Short films featured in the section include Michelle Derosier’s Audrey’s Story (Canada, Anishinaabe); Theola Ross’ Êmîcêtôsêt: Many bloodlines (Canada, Cree); Jack Steele’s Between Two Lines (Australia, Wiradjuri); Ngariki Ngatae’s Te Wao Nui (New Zealand, Māori); Banchi Hanuse’s Nuxalk Radio (Canada, Nuxalk); Hinaleimoana Wong-Kalu’s Kapaemahu (U.S., Kanaka Maoli); and Alisi Telengut’s The Fourfold (Canada, Mongolian, Telengut).
Meanwhile, Red (Oct. 21) showcases stories of connection where land and love reunite to bring hope and resilience, Black (Oct. 23) offers “eight visually arresting shorts at the vanguard of Indigenous Cinema,” and White (Oct. 24) consists of stories focused on family, community, Indigenous languages and representation.

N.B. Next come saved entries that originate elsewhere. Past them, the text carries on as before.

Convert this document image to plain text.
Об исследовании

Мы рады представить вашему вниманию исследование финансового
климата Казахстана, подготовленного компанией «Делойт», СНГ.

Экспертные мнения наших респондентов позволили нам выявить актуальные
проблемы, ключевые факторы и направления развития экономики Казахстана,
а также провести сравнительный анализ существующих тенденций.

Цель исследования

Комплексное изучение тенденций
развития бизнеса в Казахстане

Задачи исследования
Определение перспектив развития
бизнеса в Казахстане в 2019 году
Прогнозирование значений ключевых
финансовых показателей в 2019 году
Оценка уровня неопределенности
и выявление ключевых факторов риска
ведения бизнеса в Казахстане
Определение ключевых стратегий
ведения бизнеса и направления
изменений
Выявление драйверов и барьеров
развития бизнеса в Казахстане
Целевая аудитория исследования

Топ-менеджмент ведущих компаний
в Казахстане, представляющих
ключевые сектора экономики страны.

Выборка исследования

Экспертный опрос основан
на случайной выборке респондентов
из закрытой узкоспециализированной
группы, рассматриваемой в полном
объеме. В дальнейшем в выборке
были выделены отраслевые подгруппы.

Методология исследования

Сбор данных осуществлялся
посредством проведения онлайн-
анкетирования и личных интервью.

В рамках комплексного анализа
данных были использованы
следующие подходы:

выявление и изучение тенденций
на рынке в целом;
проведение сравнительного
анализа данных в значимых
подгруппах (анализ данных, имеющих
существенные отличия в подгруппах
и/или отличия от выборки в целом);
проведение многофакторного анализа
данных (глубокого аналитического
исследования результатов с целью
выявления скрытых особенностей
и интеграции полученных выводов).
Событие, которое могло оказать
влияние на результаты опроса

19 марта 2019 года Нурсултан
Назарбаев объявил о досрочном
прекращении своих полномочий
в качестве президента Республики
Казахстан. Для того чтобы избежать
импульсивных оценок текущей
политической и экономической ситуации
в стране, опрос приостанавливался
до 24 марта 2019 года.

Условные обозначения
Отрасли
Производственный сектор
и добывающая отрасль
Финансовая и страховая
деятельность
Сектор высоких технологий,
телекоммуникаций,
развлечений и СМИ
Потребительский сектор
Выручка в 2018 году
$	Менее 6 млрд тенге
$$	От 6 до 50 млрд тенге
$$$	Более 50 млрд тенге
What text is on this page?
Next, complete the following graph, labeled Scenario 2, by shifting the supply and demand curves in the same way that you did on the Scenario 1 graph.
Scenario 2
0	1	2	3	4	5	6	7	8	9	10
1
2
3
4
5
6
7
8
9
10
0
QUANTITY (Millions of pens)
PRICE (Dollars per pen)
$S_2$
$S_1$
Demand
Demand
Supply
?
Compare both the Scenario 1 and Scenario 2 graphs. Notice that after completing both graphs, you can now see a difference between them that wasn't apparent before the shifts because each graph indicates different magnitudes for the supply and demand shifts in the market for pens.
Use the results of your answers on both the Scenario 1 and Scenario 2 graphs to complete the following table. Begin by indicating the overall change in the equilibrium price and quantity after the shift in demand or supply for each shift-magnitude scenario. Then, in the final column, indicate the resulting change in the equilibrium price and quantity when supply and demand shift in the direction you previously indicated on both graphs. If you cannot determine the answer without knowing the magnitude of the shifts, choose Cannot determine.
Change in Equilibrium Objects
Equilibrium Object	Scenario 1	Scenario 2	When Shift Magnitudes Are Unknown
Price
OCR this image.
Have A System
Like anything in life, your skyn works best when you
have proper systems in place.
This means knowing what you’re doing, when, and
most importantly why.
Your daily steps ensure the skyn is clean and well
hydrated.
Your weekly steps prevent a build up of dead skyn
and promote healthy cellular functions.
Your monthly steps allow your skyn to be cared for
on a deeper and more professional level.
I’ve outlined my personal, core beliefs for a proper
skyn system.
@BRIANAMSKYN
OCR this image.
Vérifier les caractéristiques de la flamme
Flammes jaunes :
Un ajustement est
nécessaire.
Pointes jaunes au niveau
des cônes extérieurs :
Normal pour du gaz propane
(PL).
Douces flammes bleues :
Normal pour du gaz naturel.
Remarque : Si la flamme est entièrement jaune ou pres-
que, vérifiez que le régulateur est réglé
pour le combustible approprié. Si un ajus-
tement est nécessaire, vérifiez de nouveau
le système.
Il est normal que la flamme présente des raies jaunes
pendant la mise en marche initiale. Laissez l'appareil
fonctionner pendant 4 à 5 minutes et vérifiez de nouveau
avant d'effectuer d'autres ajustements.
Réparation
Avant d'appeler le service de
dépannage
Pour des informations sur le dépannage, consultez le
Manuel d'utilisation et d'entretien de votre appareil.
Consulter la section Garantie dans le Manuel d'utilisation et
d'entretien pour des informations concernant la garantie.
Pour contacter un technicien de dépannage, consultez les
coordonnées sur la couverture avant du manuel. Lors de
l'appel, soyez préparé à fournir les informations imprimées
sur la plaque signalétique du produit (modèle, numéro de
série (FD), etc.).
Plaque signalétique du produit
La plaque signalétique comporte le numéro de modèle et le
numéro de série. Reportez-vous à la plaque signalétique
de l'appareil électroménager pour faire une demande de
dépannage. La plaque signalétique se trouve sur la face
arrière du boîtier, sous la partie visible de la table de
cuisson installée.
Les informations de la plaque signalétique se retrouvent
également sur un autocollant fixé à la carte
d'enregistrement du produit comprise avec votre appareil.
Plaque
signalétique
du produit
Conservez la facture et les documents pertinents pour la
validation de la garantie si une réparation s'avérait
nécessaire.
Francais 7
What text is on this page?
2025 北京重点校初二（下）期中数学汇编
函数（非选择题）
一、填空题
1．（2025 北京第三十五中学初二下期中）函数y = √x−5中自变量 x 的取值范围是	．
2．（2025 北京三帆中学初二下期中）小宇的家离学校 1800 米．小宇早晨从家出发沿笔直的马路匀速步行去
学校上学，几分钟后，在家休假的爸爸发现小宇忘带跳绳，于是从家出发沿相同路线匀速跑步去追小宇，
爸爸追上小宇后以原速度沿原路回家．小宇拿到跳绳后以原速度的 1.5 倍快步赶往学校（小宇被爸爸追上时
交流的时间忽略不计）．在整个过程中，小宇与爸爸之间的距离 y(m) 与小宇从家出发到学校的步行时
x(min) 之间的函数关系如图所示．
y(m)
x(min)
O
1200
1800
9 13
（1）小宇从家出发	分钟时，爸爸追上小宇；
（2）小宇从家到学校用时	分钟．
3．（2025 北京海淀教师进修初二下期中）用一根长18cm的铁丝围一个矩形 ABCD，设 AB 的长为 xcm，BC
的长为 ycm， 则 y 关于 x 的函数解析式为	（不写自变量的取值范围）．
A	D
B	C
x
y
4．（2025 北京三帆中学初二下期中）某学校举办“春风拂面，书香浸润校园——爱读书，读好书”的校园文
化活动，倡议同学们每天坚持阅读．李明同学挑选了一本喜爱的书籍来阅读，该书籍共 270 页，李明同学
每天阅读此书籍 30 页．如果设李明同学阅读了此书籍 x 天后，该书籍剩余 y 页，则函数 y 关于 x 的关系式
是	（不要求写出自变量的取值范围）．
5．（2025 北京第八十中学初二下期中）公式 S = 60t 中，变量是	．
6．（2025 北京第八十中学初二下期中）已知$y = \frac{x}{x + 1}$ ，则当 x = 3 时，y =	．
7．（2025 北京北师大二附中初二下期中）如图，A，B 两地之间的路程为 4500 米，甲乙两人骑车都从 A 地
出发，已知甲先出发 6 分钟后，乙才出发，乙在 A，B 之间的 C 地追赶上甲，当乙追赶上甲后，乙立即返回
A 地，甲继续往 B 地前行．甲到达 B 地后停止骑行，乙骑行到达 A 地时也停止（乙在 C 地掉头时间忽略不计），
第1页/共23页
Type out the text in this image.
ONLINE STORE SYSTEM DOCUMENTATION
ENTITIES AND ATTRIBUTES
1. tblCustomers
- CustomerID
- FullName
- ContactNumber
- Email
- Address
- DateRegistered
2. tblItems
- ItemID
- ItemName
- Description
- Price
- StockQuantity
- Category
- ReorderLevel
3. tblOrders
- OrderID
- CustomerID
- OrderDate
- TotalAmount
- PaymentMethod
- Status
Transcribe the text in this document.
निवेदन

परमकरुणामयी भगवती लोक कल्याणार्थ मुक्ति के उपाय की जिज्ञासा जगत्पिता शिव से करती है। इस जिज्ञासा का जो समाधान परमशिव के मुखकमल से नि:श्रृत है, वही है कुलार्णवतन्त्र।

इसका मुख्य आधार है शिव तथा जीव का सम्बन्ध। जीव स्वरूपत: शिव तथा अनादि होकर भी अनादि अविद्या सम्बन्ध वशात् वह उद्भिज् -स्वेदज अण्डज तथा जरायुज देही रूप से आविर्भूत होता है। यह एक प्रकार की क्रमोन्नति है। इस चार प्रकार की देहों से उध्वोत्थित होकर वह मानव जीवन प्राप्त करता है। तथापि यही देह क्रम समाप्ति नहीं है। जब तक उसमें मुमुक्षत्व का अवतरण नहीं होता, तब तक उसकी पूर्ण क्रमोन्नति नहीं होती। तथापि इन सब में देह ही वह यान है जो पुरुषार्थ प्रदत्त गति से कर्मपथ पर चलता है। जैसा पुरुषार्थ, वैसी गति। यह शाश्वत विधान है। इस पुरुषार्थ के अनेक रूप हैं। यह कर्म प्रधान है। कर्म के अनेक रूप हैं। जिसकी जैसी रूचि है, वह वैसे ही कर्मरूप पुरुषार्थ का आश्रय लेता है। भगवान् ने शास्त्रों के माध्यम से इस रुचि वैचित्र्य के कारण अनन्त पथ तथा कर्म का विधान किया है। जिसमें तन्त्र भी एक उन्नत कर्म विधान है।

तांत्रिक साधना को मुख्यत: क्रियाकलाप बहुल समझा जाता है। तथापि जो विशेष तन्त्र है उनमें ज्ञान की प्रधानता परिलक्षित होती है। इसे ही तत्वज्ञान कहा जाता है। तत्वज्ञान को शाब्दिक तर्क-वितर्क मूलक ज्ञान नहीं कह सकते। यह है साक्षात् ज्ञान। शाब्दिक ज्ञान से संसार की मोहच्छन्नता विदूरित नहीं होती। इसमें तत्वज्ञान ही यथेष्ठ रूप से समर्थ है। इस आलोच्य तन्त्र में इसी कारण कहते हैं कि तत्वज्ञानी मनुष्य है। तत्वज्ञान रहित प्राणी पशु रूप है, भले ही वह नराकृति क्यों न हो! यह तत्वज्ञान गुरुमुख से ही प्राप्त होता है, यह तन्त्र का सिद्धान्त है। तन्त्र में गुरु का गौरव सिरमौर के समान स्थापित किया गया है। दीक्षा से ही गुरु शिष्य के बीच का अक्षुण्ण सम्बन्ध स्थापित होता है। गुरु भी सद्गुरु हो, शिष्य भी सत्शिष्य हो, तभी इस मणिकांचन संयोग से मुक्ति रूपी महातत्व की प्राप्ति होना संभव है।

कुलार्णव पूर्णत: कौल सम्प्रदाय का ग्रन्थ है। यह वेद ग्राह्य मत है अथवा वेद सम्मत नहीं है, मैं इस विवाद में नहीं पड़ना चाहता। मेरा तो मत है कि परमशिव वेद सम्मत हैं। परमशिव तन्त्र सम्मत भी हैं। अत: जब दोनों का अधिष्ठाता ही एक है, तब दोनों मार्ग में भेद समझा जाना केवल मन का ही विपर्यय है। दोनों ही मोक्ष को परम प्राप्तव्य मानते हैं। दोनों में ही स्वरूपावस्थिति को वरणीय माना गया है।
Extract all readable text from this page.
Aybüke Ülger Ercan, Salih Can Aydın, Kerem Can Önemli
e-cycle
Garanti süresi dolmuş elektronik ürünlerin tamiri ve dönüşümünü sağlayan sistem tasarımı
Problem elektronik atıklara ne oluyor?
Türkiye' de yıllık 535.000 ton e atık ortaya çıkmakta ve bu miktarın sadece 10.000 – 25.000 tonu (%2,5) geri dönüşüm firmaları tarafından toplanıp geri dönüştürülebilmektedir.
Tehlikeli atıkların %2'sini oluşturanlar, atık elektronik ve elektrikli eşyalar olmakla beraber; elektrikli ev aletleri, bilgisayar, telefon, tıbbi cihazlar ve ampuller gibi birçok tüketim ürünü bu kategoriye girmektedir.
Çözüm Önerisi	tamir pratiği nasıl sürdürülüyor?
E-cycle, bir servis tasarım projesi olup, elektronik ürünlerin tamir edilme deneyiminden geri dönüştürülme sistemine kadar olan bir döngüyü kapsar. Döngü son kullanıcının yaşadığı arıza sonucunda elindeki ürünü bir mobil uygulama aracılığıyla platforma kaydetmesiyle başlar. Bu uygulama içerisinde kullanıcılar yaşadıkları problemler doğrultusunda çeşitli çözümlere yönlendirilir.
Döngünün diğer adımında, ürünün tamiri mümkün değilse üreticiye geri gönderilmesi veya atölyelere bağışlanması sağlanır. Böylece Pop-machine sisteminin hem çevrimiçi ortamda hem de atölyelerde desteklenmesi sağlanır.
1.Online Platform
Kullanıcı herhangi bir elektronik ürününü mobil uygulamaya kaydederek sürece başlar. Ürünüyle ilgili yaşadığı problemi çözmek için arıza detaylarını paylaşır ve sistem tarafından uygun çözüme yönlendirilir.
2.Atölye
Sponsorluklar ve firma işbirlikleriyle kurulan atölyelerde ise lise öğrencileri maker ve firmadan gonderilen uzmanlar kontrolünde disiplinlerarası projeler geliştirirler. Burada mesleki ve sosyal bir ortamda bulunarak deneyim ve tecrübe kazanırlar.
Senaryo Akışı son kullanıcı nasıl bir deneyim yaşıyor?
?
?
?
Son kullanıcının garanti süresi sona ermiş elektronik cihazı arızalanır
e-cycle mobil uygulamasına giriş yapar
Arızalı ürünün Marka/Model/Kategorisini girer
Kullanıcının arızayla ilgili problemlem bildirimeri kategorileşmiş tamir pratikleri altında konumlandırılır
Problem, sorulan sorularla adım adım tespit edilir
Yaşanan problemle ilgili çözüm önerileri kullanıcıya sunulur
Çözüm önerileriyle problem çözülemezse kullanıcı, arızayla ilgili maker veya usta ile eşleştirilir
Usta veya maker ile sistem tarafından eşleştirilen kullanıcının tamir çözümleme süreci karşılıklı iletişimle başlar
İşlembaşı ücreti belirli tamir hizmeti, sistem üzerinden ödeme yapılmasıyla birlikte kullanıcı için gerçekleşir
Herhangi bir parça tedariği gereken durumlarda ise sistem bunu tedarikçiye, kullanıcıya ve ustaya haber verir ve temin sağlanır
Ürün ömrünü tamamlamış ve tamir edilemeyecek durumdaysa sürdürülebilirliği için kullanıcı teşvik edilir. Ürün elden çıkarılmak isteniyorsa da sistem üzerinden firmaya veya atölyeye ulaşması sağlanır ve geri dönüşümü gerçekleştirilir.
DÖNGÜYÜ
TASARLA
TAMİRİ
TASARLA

Canadian shorts Becoming Nakuset from director Victoria Anderson-Gardener and Katinngak (Together) from Glenn Gear will make their world debuts in the Red program, while fellow Canadian short Lichen from Lisa Jackson screens. As well, the Black lineup will see Greed Story from Tom McLeod make its Ontario premiere and Mooz Miikan from Evelyn Pakinewatik will make its world premiere in the White section, while Tekahionwake (Double Wampum) from Shelley Niro has its Toronto debut.
Award-winning actor/producer/director Lorne Cardinal, whose credits include Corner Gas, Fargo and FBI: Most Wanted, will also be honoured by the festival with its 6th annual August Schellenberg Award of Excellence. Launched in partnership with Joan Karasevich Schellenberg to honour her late husband and the spirit of his work, the prize will be presented to Cardinal as part of the imagineNATIVE Awards Presentation hosted by Tiffany Ayalik on Oct. 25.
Finally, the festival will have an Artist Spotlight program on Regina-born filmmaker/performance artist/writer Thirza Cuthand on Oct. 22; Écrans autochtones: temporalité et mouvement on Oct. 23; and Tell Me A Story: A Multi-Generational Film Program on Oct. 25.
Notably, alongside Inconvenient Indian from the National Film Board of Canada (NFB) and 90th Parallel Productions, six short films from the NFB will be presented in imagineNATIVE’s Écrans autochtones: temporalité et mouvement. They include Meky Ottawa’s The Fake Calendar; Diane Obomsawin’s I Like Girls; Caroline Monnet’s Mobilize; Thérèse Ottawa’s Red Path; and two projects from the NFB and Nadagam Films, Evelyne Papatie’s Children of the Nomad and Délia Gunn’s Délia 9 to 5.
As previously announced, the festival will close with the Canadian premiere of Bolivian director Miguel Hilari’s Spanish-language documentary Compañía. The film looks at the daily life of a small mountain community as members return from the city to honour the dead.